`build.check_dependency` ignores URL reqs with names that match an installed distribution

[gschaffner]

When build.check_dependency sees a URL req with a name that matches an installed distribution, it considers the URL req met. For example:

import importlib.metadata

import build


def get_version(distribution_name: str) -> str | None:
    try:
        return importlib.metadata.version(distribution_name)
    except ModuleNotFoundError:
        return None


# Some version of packaging is installed:
packaging_ver = importlib.metadata.version("packaging")
assert packaging_ver is not None and packaging_ver != "24.1"
print(
    f"{tuple(build.check_dependency("packaging @ git+https://github.com/pypa/packaging.git@24.1")) = !r}"
)

# No version of sniffio is installed:
sniffio_ver = get_version("sniffio")
assert sniffio_ver is None
print(
    f"{tuple(build.check_dependency("sniffio @ git+https://github.com/python-trio/sniffio.git@v1.3.1")) = !r}"
)

Output (in a venv with packaging==24.2 and without sniffio):

tuple(build.check_dependency("packaging @ git+https://github.com/pypa/packaging.git@24.1")) = ()
tuple(build.check_dependency("sniffio @ git+https://github.com/python-trio/sniffio.git@v1.3.1")) = (('sniffio@ git+https://github.com/python-trio/sniffio.git@v1.3.1',),)

The packaging URL req is reported as met but it is not. The sniffio URL req is correctly reported as unmet.

With check_dependency's current documentation, this seems like a bug; it should be able to verify that URL reqs are met.

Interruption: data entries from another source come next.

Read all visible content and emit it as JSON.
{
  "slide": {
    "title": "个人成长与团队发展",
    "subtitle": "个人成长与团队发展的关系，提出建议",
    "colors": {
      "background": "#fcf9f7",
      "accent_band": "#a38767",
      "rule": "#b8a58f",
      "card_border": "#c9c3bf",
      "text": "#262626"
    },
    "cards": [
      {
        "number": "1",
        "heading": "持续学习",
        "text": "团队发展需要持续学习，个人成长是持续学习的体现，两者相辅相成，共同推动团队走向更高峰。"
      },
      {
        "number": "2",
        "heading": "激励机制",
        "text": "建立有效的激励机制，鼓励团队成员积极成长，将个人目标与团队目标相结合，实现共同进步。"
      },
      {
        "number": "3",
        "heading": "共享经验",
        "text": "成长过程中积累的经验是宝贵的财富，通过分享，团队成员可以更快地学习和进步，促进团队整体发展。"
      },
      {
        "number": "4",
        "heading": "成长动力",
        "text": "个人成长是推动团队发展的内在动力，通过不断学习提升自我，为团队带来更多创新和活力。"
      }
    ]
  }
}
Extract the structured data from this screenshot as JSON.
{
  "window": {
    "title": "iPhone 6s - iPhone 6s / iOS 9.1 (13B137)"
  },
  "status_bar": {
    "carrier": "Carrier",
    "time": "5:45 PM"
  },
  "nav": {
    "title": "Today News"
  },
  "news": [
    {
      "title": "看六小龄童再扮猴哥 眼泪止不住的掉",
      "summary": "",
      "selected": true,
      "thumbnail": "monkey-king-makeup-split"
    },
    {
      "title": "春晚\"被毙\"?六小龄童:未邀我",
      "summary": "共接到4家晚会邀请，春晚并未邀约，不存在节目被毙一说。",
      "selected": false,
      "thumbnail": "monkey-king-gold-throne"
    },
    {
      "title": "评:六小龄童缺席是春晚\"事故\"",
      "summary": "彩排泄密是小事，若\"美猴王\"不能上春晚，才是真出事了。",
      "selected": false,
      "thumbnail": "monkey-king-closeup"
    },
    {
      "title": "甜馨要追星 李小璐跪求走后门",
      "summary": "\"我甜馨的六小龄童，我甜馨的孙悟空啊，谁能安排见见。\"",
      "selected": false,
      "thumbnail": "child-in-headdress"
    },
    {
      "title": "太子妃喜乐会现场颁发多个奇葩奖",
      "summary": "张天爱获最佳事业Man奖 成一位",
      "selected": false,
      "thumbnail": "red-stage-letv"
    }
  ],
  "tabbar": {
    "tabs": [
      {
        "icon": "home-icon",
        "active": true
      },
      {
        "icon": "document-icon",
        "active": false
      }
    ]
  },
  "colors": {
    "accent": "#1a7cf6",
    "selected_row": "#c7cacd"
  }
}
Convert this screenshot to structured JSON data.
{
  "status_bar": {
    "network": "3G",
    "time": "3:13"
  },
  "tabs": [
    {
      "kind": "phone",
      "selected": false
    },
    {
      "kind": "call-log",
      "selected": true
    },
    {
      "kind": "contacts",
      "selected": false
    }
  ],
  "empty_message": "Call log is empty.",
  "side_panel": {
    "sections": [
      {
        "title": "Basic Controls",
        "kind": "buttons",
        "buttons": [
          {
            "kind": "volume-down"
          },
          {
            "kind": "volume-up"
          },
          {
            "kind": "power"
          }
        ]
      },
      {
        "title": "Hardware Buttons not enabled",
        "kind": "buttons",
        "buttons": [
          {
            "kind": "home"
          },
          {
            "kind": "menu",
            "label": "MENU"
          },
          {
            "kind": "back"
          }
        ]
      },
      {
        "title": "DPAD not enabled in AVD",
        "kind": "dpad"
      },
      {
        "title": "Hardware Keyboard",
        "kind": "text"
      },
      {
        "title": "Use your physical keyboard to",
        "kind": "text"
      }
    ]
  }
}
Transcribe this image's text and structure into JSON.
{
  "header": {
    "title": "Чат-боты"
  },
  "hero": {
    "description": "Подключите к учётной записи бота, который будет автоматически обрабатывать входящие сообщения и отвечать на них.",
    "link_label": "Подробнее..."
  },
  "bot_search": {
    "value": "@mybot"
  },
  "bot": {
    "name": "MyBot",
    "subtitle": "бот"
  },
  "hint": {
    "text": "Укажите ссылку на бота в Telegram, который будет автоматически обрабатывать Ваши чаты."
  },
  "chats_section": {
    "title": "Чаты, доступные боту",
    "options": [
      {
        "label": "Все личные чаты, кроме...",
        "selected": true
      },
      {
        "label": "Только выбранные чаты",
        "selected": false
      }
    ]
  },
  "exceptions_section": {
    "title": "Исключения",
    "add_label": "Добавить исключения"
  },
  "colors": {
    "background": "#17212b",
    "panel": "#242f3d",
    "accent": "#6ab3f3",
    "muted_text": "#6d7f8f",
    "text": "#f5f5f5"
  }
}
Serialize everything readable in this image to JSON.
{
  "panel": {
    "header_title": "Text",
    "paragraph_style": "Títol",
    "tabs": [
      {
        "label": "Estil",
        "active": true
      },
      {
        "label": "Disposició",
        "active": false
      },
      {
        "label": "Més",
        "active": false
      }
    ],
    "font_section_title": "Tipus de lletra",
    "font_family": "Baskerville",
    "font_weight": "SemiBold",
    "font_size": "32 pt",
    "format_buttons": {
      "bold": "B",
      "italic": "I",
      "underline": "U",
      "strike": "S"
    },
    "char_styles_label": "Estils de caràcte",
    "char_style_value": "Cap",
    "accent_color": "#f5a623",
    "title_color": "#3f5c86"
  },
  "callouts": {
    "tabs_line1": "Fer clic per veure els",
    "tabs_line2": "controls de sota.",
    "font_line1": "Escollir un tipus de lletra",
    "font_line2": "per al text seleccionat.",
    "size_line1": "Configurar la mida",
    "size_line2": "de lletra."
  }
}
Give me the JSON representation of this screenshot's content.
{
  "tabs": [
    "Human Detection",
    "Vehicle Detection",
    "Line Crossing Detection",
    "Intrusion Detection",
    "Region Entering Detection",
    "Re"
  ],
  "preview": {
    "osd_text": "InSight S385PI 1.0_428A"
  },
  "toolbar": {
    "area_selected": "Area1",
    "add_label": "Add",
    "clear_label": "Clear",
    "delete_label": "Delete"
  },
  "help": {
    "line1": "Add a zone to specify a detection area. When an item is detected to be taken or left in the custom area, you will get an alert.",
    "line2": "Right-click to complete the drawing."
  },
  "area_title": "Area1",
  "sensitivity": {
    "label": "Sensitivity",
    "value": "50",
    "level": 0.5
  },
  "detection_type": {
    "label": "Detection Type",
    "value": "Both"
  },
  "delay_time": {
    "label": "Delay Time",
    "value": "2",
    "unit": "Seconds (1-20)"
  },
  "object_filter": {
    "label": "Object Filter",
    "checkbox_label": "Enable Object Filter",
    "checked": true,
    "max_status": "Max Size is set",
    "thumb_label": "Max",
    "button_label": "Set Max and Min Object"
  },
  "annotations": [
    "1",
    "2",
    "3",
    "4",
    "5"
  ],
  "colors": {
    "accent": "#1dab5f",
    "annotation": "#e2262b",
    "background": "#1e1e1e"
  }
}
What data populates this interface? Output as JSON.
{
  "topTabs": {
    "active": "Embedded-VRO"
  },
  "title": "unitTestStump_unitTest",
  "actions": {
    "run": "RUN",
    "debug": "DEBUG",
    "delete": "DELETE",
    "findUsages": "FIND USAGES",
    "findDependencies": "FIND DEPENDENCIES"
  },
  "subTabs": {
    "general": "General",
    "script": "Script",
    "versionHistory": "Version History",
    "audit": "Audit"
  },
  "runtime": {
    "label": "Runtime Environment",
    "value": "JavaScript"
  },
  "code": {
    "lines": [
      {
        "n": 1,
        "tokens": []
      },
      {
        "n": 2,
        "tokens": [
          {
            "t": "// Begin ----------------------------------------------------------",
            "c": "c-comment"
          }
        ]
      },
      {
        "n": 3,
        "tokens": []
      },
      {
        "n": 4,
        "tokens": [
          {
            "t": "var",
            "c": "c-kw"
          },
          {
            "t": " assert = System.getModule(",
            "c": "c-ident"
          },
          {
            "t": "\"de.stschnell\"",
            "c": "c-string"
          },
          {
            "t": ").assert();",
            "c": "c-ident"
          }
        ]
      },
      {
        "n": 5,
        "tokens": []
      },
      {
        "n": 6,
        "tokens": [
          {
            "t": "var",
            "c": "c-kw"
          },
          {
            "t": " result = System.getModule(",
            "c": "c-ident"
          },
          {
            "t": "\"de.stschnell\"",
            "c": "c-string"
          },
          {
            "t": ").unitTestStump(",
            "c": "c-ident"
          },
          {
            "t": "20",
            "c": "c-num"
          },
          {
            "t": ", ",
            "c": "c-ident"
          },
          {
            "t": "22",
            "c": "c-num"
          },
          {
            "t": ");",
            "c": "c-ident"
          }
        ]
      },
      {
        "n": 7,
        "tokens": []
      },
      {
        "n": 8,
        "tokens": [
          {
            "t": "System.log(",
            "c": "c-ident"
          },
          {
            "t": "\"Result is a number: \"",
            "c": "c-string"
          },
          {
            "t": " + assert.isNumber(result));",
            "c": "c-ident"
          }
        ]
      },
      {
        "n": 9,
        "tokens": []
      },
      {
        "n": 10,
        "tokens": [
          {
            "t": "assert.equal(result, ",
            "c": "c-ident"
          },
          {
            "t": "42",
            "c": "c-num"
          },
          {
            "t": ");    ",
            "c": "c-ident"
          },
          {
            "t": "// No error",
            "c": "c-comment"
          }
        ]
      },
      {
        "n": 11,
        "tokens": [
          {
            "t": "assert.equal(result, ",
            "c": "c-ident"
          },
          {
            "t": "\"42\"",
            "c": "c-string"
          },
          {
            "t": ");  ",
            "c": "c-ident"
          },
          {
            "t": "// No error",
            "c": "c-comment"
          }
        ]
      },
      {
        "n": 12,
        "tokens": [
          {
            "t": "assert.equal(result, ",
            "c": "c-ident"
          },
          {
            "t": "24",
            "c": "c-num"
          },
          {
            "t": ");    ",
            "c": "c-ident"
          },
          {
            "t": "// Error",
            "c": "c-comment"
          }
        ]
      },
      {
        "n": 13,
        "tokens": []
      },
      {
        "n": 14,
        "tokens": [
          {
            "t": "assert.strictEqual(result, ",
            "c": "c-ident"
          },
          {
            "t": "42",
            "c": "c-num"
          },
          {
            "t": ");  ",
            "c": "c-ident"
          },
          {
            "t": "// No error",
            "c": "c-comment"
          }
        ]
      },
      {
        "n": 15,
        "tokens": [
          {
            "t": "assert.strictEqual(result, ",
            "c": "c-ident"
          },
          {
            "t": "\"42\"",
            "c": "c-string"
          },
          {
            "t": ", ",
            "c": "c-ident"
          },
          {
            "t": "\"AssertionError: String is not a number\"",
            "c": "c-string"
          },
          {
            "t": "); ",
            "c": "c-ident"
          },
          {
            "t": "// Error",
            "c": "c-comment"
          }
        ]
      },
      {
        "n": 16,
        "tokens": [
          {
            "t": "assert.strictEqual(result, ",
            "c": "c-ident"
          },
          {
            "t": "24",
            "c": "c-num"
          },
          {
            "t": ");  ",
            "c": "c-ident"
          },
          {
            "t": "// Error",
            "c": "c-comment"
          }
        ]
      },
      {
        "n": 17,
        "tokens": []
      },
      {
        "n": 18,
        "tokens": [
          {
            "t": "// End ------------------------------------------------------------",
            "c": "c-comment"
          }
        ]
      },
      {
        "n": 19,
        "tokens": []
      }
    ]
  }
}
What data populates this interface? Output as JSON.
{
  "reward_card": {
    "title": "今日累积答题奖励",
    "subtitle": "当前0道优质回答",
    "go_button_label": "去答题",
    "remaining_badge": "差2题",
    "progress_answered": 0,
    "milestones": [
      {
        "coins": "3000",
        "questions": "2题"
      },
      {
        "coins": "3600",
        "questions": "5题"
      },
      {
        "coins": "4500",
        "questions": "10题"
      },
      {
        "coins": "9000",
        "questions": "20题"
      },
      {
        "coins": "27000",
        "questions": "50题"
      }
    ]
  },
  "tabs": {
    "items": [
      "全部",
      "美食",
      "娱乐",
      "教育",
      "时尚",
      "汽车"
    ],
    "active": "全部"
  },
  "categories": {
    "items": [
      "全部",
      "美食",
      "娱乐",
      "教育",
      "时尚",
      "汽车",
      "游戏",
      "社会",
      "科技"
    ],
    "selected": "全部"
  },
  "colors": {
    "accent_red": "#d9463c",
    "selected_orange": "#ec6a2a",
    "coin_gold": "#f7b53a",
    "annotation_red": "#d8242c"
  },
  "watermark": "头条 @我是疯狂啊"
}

Is it possible via PEP 610?

     try:
         dist = importlib.metadata.distribution(req.name)
     except importlib.metadata.PackageNotFoundError:
         # dependency is not installed in the environment.
         yield (*ancestral_req_strings, normalised_req_string)
     else:
         if req.specifier and not req.specifier.contains(dist.version, prereleases=True):
             # the installed version is incompatible.
             yield (*ancestral_req_strings, normalised_req_string)
+        elif req.url and pseudocode(dist.origin != req.url):
+            yield (*ancestral_req_strings, normalised_req_string)
         elif dist.requires:
             for other_req_string in dist.requires:
                 # yields transitive dependencies that are not satisfied.
                 yield from check_dependency(other_req_string, (*ancestral_req_strings, normalised_req_string), req.extras)

[henryiii]

I think this could be done, it seems like the parts are there. Though I'm not sure you want to be this picky with dependencies - if a @ ... is requested and someone has a installed but not specifically that version, build would fail the check, which for us is on by default. Checking these dependencies is already problematic (say if a user installs something a different way), so this could make it worse. But I think it's fairly reasonable.